Etta James is one of the pioneers of R&B, soul, and rock and roll. Her deep, powerful voice brought her fame in the 60s and would carry her through a lifetime of personal and professional challenges.

James was born in 1938 in California as Jamesetta Hawkins to a single mother who encouraged her to embrace her voice talents. She quickly became known as a gospel star and began performing when she was 12-years old.

James recorded her first single, “The Wallflower,” in 1954 with Johnny Otis and his band. Her solo career began in 1955 as a result of the success of this single.

She was best known for ballads like “At Last” and “All I Could Do Was Cry,” which both ranked high on the Billboard Hot 100 charts. Other powerful songs that showcased her stunning vocal talents included the 1968 hit “I’d Rather Go Blind,” “Something’s Got a Hold on Me,” and “Fool That I Am.” She would go on to release 30 studio albums.

Amidst all of this success, James saw her fair share of adversity. In addition to finding herself in some legal trouble for various small offenses, she struggled with a heroin addiction. This addiction would have a hold on her for most of her adult life, and she spent time in and out of treatment facilities to manage it.

Overall, James would win six Grammy awards and 17 Blues Music Awards.

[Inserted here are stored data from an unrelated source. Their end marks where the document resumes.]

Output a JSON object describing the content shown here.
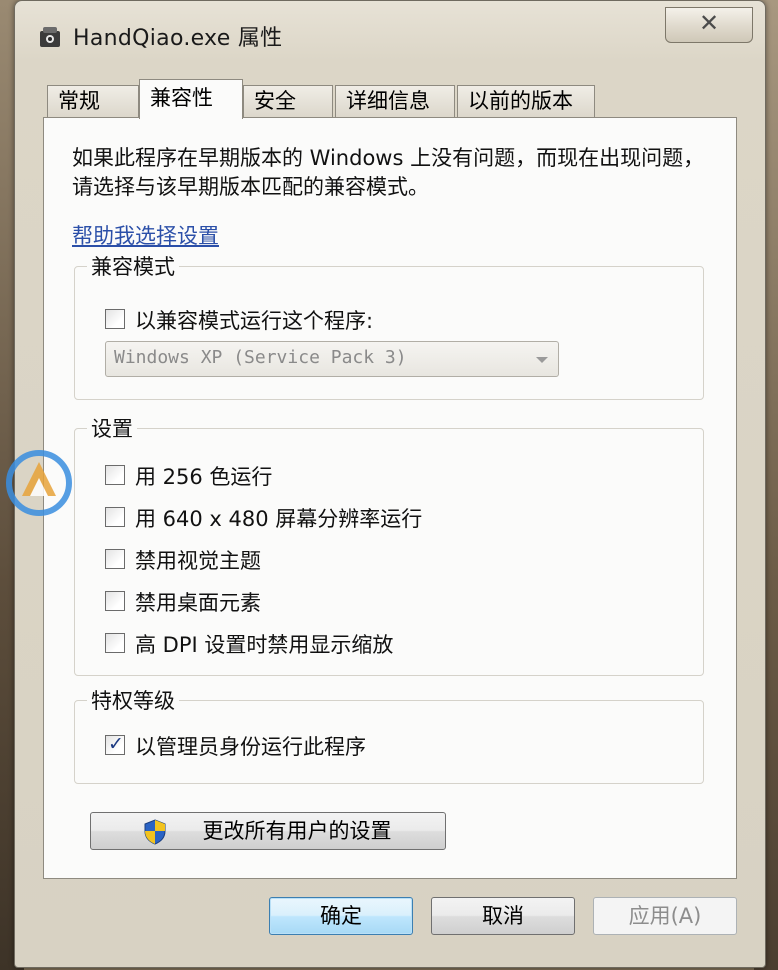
{
  "window": {
    "title": "HandQiao.exe 属性",
    "close_glyph": "✕"
  },
  "tabs": [
    {
      "label": "常规",
      "active": false
    },
    {
      "label": "兼容性",
      "active": true
    },
    {
      "label": "安全",
      "active": false
    },
    {
      "label": "详细信息",
      "active": false
    },
    {
      "label": "以前的版本",
      "active": false
    }
  ],
  "compat": {
    "description": "如果此程序在早期版本的 Windows 上没有问题，而现在出现问题，请选择与该早期版本匹配的兼容模式。",
    "help_link": "帮助我选择设置",
    "mode_group": {
      "title": "兼容模式",
      "checkbox_label": "以兼容模式运行这个程序:",
      "checked": false,
      "select_value": "Windows XP (Service Pack 3)"
    },
    "settings_group": {
      "title": "设置",
      "options": [
        {
          "label": "用 256 色运行",
          "checked": false
        },
        {
          "label": "用 640 x 480 屏幕分辨率运行",
          "checked": false
        },
        {
          "label": "禁用视觉主题",
          "checked": false
        },
        {
          "label": "禁用桌面元素",
          "checked": false
        },
        {
          "label": "高 DPI 设置时禁用显示缩放",
          "checked": false
        }
      ]
    },
    "privilege_group": {
      "title": "特权等级",
      "checkbox_label": "以管理员身份运行此程序",
      "checked": true
    },
    "change_all_users_button": "更改所有用户的设置",
    "check_glyph": "✓"
  },
  "footer": {
    "ok": "确定",
    "cancel": "取消",
    "apply": "应用(A)"
  },
  "colors": {
    "link": "#2b4fa8",
    "primary_button": "#bee6fd",
    "watermark": "#3a8ee0"
  },
  "icons": [
    "app-icon",
    "close-icon",
    "uac-shield-icon",
    "dropdown-arrow-icon",
    "checkmark-icon"
  ]
}
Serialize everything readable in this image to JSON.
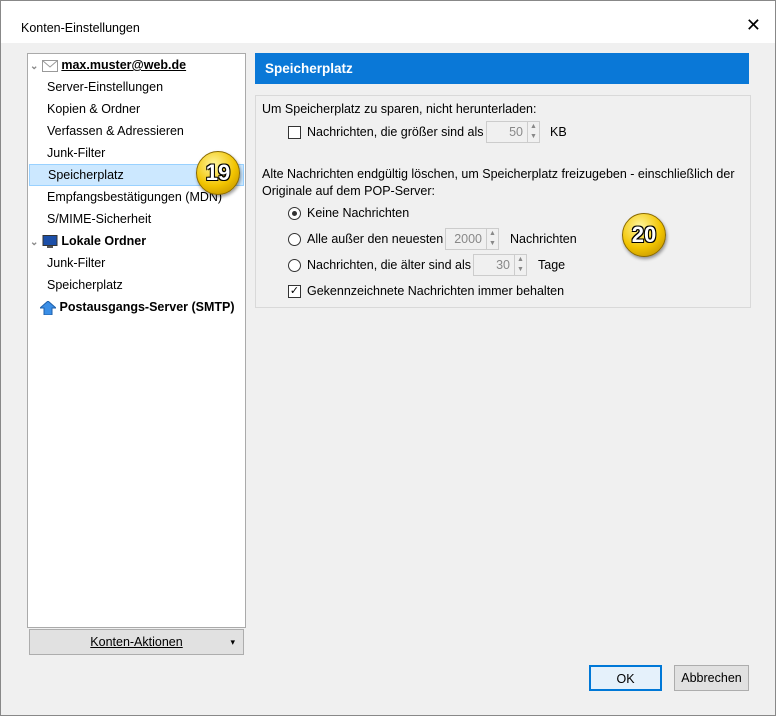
{
  "window": {
    "title": "Konten-Einstellungen",
    "close": "✕"
  },
  "tree": [
    {
      "label": "max.muster@web.de",
      "type": "account"
    },
    {
      "label": "Server-Einstellungen"
    },
    {
      "label": "Kopien & Ordner"
    },
    {
      "label": "Verfassen & Adressieren"
    },
    {
      "label": "Junk-Filter"
    },
    {
      "label": "Speicherplatz",
      "selected": true
    },
    {
      "label": "Empfangsbestätigungen (MDN)"
    },
    {
      "label": "S/MIME-Sicherheit"
    },
    {
      "label": "Lokale Ordner",
      "type": "local"
    },
    {
      "label": "Junk-Filter"
    },
    {
      "label": "Speicherplatz"
    },
    {
      "label": "Postausgangs-Server (SMTP)",
      "type": "smtp"
    }
  ],
  "account_actions": {
    "label": "Konten-Aktionen",
    "arrow": "▾"
  },
  "panel": {
    "header": "Speicherplatz",
    "download_label": "Um Speicherplatz zu sparen, nicht herunterladen:",
    "size_check": {
      "label": "Nachrichten, die größer sind als",
      "checked": false,
      "value": "50",
      "unit": "KB"
    },
    "delete_label": "Alte Nachrichten endgültig löschen, um Speicherplatz freizugeben - einschließlich der Originale auf dem POP-Server:",
    "radio_none": {
      "label": "Keine Nachrichten",
      "checked": true
    },
    "radio_keep": {
      "label": "Alle außer den neuesten",
      "value": "2000",
      "unit": "Nachrichten"
    },
    "radio_age": {
      "label": "Nachrichten, die älter sind als",
      "value": "30",
      "unit": "Tage"
    },
    "flagged": {
      "label": "Gekennzeichnete Nachrichten immer behalten",
      "checked": true
    }
  },
  "buttons": {
    "ok": "OK",
    "cancel": "Abbrechen"
  },
  "badges": {
    "b19": "19",
    "b20": "20"
  }
}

She is considered one of Rolling Stone magazine’s Top 100 Greatest Singers of All Time and was awarded the Pioneer Award from the Rhythm and Blues Foundation for her instrumental contributions to R&B.

She was inducted into the Rock and Roll Hall of Fame in 1993, the Rockabilly Hall of Fame in 2001 and has her own star on the Hollywood Walk of Fame.

Best Black Female Singers of the 60s, Conclusion

Black female singers of the 60s brought passion, charisma, and powerful voice talents to the rhythm and blues, soul, gospel, jazz, and pop music genres. They were instrumental in providing the world with some of the best songs of the 20th century and successfully paved the way for modern R&B artists.